Los Angeles County Employees Retirement Association, Pasadena, Calif., committed up to about $220 million to two alternative investment funds, the $65.5 billion pension fund reported.
In closed session Wednesday, the board committed up to €100 million ($119.1 million) to Antin Mid Cap Fund I, a real assets fund focusing on middle-market opportunistic infrastructure investments mostly in Europe with some investments in North America. The fund is managed by Antin Infrastructure Partners.
LACERA also committed up to $100 million to Excellere Capital Fund IV, a lower middle-market buyout fund investing in U.S. health-care companies managed by Excellere Partners.
Separately, LACERA's board Wednesday approved 10-year and 20-year capital market expectations by its general investment consultant Meketa Investment Group as part of its strategic asset allocation review. The board could review various strategic asset allocation and policy benchmarks alternatives as early as its April meeting, a timeline shows.
In a report to the board, Meketa said that investors will have to take on more risk for the same return, a result of low interest rates as well as higher prices that could lead to lower returns for equities and private equity.

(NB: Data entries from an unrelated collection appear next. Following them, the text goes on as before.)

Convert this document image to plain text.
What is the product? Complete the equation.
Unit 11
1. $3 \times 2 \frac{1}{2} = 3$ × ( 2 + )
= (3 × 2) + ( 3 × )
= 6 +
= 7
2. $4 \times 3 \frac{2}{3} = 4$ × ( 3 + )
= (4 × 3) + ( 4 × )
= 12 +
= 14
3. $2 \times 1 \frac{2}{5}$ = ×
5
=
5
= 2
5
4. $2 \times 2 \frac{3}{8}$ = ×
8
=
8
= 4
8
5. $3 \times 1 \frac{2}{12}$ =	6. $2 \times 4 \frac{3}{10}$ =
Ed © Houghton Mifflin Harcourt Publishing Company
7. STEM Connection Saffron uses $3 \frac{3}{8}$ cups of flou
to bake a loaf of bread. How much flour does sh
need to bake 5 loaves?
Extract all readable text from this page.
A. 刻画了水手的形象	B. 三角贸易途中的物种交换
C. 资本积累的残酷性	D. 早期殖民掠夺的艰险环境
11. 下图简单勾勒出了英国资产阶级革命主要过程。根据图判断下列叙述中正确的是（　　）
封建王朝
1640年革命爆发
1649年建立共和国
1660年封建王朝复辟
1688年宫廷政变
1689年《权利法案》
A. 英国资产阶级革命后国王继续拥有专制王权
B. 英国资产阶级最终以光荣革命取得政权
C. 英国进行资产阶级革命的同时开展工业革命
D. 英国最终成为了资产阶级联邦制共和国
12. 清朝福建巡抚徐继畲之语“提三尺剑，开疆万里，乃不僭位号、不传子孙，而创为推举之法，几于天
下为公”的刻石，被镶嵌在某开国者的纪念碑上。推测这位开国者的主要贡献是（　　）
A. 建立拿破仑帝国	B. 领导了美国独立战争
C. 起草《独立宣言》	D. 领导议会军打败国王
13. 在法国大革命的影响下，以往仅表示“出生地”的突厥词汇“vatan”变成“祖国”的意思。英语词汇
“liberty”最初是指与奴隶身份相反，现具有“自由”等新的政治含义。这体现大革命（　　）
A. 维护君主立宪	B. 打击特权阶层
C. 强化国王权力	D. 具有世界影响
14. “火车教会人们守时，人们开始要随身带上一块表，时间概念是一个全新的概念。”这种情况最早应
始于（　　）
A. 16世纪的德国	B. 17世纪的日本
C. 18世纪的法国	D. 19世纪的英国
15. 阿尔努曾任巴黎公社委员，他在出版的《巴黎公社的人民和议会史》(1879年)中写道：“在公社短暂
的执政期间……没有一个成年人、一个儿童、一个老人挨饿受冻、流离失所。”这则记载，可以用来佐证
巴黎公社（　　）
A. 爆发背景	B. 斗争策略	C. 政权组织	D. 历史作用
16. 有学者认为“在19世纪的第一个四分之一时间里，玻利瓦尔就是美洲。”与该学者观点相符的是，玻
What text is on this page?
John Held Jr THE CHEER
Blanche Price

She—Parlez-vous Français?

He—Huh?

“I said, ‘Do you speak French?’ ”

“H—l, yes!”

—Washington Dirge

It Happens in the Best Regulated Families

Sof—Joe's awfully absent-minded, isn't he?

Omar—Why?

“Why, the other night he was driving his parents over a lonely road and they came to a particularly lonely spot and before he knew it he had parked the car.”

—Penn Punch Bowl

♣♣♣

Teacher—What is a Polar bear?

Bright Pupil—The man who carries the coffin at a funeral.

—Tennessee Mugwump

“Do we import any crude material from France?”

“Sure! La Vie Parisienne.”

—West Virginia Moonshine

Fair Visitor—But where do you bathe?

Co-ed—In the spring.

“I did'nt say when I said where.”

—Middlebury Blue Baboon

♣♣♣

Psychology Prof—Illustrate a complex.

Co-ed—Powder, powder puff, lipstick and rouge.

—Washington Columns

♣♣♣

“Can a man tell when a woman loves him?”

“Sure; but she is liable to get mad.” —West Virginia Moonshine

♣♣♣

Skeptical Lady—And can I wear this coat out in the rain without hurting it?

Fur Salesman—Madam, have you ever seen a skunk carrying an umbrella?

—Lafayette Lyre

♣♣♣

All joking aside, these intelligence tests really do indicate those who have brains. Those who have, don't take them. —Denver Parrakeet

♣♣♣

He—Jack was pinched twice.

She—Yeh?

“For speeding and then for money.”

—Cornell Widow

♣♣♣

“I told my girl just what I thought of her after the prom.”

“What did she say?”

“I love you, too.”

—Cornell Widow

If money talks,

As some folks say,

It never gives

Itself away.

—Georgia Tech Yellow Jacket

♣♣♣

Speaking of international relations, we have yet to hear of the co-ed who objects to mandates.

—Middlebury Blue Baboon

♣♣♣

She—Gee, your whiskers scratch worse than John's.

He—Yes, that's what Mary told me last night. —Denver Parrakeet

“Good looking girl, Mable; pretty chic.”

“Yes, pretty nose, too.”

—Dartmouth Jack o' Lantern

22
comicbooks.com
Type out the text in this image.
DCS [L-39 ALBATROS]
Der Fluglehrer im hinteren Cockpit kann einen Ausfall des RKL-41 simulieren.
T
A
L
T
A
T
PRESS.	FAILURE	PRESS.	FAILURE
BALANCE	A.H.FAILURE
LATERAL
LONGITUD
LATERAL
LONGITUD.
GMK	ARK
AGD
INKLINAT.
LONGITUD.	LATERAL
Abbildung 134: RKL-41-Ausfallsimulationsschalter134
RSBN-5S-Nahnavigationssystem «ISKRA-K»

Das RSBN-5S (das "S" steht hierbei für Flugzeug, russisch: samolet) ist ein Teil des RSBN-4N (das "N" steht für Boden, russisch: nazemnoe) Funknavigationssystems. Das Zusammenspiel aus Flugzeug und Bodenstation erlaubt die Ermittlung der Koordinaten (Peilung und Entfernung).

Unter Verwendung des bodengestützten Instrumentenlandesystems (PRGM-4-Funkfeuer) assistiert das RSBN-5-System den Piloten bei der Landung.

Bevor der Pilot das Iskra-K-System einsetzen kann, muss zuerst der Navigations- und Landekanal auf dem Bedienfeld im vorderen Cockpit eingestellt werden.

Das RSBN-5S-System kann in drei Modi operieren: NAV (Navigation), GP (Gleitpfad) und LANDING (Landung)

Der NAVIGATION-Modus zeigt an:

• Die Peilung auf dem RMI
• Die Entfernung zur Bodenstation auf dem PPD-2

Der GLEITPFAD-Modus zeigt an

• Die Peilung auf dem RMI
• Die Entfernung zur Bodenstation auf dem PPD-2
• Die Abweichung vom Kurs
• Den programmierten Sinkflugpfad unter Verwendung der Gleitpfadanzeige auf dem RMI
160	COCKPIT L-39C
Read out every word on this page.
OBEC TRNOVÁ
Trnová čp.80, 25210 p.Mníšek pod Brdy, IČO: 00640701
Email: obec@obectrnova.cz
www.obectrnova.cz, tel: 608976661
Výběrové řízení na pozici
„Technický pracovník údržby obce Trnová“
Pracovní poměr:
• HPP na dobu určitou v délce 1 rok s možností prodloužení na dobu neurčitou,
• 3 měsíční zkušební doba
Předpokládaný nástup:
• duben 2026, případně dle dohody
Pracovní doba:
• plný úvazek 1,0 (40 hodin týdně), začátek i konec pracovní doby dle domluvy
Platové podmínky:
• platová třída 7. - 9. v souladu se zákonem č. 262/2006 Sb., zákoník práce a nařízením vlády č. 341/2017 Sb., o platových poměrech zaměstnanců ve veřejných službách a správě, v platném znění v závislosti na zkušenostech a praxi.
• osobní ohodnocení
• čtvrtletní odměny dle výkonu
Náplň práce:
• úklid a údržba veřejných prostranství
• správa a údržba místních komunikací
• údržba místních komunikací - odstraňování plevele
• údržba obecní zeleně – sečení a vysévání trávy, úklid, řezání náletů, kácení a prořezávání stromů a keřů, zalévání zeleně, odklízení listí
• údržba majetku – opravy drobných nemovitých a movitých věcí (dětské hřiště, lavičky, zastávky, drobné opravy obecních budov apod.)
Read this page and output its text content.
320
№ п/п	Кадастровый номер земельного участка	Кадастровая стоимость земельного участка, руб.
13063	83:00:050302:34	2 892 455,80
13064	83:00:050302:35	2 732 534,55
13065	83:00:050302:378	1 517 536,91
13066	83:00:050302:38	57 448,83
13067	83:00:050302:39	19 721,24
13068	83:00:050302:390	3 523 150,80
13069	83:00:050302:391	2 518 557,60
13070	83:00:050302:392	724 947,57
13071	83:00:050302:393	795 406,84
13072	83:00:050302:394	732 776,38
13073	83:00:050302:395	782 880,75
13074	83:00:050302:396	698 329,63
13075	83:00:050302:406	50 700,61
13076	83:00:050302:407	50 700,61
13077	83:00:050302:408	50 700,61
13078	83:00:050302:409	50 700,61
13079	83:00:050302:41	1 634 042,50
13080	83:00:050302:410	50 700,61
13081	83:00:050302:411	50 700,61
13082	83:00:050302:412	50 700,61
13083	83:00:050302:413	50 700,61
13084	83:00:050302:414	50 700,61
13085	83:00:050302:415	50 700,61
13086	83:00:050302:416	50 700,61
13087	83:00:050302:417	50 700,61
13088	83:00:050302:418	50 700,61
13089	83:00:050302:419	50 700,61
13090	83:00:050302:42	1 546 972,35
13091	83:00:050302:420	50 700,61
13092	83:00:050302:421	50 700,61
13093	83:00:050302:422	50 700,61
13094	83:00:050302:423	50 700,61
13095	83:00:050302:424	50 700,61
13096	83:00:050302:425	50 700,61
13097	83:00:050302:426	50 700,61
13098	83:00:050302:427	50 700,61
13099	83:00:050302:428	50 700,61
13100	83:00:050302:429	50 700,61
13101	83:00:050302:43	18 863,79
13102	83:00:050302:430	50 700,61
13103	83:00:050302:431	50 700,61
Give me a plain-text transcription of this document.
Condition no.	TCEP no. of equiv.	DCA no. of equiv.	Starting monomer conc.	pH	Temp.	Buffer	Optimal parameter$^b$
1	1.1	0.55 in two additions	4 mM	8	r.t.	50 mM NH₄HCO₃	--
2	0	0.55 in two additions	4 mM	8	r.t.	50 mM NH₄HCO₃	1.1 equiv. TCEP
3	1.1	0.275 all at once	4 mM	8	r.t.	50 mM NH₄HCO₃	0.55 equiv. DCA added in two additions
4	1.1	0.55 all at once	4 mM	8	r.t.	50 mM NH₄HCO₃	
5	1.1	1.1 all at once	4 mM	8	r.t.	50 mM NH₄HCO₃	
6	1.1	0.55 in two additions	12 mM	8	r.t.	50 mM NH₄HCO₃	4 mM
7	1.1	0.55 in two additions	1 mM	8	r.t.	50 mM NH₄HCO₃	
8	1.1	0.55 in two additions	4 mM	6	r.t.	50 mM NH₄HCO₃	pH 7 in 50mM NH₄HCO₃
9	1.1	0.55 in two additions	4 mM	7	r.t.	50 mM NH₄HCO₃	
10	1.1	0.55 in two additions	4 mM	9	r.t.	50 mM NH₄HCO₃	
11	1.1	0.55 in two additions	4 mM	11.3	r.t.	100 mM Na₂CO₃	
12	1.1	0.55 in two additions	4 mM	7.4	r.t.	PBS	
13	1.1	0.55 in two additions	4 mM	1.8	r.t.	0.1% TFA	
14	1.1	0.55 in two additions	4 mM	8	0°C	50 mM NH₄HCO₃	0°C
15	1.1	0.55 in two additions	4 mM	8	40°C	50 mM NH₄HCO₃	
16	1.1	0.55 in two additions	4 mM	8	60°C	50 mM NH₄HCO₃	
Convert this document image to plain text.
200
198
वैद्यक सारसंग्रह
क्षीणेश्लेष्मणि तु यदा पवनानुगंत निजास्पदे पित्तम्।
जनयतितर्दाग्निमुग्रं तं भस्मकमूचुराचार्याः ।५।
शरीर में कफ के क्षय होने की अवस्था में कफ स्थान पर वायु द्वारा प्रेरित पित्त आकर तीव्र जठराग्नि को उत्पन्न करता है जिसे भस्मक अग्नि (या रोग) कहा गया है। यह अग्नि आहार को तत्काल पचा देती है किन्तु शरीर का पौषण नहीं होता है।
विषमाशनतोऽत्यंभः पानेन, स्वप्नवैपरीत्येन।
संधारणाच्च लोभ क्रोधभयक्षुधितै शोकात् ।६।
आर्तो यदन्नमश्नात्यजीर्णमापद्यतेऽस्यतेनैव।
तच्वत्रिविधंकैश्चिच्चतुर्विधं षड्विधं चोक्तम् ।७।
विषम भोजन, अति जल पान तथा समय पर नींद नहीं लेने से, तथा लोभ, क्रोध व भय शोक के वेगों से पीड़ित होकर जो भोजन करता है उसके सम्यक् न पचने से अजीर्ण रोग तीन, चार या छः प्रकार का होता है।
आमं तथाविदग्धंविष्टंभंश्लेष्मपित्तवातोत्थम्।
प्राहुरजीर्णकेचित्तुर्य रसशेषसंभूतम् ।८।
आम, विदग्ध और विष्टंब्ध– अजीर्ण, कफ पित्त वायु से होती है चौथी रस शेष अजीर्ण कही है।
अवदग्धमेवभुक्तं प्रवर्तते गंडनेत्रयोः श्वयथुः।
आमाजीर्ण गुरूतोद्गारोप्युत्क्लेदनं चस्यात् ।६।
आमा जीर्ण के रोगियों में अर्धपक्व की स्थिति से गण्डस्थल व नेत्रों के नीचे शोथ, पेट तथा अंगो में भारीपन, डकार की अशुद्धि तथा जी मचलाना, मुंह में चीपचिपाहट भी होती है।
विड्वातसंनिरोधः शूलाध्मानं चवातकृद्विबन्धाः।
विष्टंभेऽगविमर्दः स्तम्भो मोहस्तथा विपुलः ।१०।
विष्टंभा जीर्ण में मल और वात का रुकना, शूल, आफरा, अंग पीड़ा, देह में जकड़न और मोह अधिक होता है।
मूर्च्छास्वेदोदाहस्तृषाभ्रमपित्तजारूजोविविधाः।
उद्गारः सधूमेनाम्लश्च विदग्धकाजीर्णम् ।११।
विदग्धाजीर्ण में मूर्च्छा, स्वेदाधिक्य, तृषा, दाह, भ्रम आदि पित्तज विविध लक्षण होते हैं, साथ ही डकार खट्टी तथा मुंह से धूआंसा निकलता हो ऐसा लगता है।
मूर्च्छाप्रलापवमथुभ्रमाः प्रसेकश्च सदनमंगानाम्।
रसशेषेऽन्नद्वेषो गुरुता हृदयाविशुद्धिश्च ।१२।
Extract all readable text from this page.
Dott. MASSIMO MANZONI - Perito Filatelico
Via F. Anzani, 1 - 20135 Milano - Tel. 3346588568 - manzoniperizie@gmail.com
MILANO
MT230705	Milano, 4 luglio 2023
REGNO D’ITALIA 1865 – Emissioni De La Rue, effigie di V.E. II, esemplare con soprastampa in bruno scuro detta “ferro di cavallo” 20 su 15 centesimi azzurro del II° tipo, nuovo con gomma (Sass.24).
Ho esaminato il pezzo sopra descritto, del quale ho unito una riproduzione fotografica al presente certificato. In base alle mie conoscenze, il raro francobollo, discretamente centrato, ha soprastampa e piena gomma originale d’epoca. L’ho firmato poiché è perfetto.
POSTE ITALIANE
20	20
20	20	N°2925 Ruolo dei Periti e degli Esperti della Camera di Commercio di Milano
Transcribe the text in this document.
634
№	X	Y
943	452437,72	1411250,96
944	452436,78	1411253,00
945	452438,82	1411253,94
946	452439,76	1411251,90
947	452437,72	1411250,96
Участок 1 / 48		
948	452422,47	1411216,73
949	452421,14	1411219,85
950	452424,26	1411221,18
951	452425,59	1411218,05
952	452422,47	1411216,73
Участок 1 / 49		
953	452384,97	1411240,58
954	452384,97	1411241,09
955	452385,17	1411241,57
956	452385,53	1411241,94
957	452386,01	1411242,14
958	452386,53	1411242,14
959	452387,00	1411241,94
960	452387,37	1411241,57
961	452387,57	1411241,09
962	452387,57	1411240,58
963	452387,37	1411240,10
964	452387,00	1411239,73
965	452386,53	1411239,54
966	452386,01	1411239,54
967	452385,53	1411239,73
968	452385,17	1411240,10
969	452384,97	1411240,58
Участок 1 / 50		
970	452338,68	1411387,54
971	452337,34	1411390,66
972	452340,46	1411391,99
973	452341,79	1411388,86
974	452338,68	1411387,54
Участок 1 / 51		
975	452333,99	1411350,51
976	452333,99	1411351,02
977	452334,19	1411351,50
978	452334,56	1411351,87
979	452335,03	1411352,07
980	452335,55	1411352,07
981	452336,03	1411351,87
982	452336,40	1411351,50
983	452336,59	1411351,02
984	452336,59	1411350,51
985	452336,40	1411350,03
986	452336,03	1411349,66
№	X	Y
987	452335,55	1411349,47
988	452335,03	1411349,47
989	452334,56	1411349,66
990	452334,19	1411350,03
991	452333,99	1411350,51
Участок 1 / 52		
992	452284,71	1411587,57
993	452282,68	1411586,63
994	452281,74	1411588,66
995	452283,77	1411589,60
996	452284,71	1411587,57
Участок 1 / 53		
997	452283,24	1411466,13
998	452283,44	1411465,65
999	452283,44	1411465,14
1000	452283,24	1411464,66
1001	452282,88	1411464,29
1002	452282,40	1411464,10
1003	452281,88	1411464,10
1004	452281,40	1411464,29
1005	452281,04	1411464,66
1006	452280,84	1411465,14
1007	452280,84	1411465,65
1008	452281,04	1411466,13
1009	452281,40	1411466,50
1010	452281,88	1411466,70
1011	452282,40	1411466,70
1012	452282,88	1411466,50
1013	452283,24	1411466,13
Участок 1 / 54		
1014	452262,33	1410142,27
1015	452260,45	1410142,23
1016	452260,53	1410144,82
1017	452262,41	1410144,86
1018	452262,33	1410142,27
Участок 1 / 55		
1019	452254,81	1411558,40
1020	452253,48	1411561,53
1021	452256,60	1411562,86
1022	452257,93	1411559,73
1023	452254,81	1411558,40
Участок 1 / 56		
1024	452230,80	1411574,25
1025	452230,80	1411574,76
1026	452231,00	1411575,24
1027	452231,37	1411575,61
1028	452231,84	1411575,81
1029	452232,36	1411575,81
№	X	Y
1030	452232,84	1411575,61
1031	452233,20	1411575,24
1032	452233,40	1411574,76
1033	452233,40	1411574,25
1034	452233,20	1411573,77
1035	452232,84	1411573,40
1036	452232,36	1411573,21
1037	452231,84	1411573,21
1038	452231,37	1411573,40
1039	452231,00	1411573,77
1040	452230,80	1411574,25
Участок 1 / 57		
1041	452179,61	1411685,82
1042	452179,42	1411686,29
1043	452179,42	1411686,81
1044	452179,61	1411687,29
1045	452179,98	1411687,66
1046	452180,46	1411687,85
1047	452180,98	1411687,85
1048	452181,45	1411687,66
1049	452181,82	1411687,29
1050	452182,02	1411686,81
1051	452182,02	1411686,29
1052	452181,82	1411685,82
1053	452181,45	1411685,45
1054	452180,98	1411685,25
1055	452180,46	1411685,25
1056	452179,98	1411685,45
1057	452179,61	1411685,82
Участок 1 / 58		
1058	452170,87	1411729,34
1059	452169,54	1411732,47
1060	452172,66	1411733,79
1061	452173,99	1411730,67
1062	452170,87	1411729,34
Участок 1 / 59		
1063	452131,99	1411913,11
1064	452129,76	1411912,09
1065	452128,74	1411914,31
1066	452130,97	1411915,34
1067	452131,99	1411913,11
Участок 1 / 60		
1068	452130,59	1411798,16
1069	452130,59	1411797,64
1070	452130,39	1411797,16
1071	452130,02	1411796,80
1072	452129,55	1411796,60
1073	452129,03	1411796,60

During Wednesday meeting, Steven P. McCourt, Meketa's managing principal and co-CEO, said his firm's asset allocation analysis takes climate change into account. He said that has become a common practice and that Meketa analyzes potential portfolio performance based on whether the world will warm more or less than expected. Portfolios perform worse in both cases, he said. Portfolios in higher warming scenarios perform worse due to added volatility and uncertainty from a warmer planet. Less warming shows lower returns on the assumption that significant public policy changes slowed global warming and those policy changes impact certain market sectors such as energy.
The board also authorized LACERA CIO Jonathan Grabel to rebalance among board-approved illiquid credit managers in certain situations. Three conditions must be satisfied before the CIO can rebalance the portfolio: The manager must be in good standing; the rebalancing needs to be within existing target ranges; and no new contract is required. Illiquid credit is currently below its target allocation by $400 million, and the CIO plans to initially increase the allocation of two existing separate account managers: Napier Park, which ran $477.1 million, and Magnetar, which managed $169.2 million, both as of Dec. 31.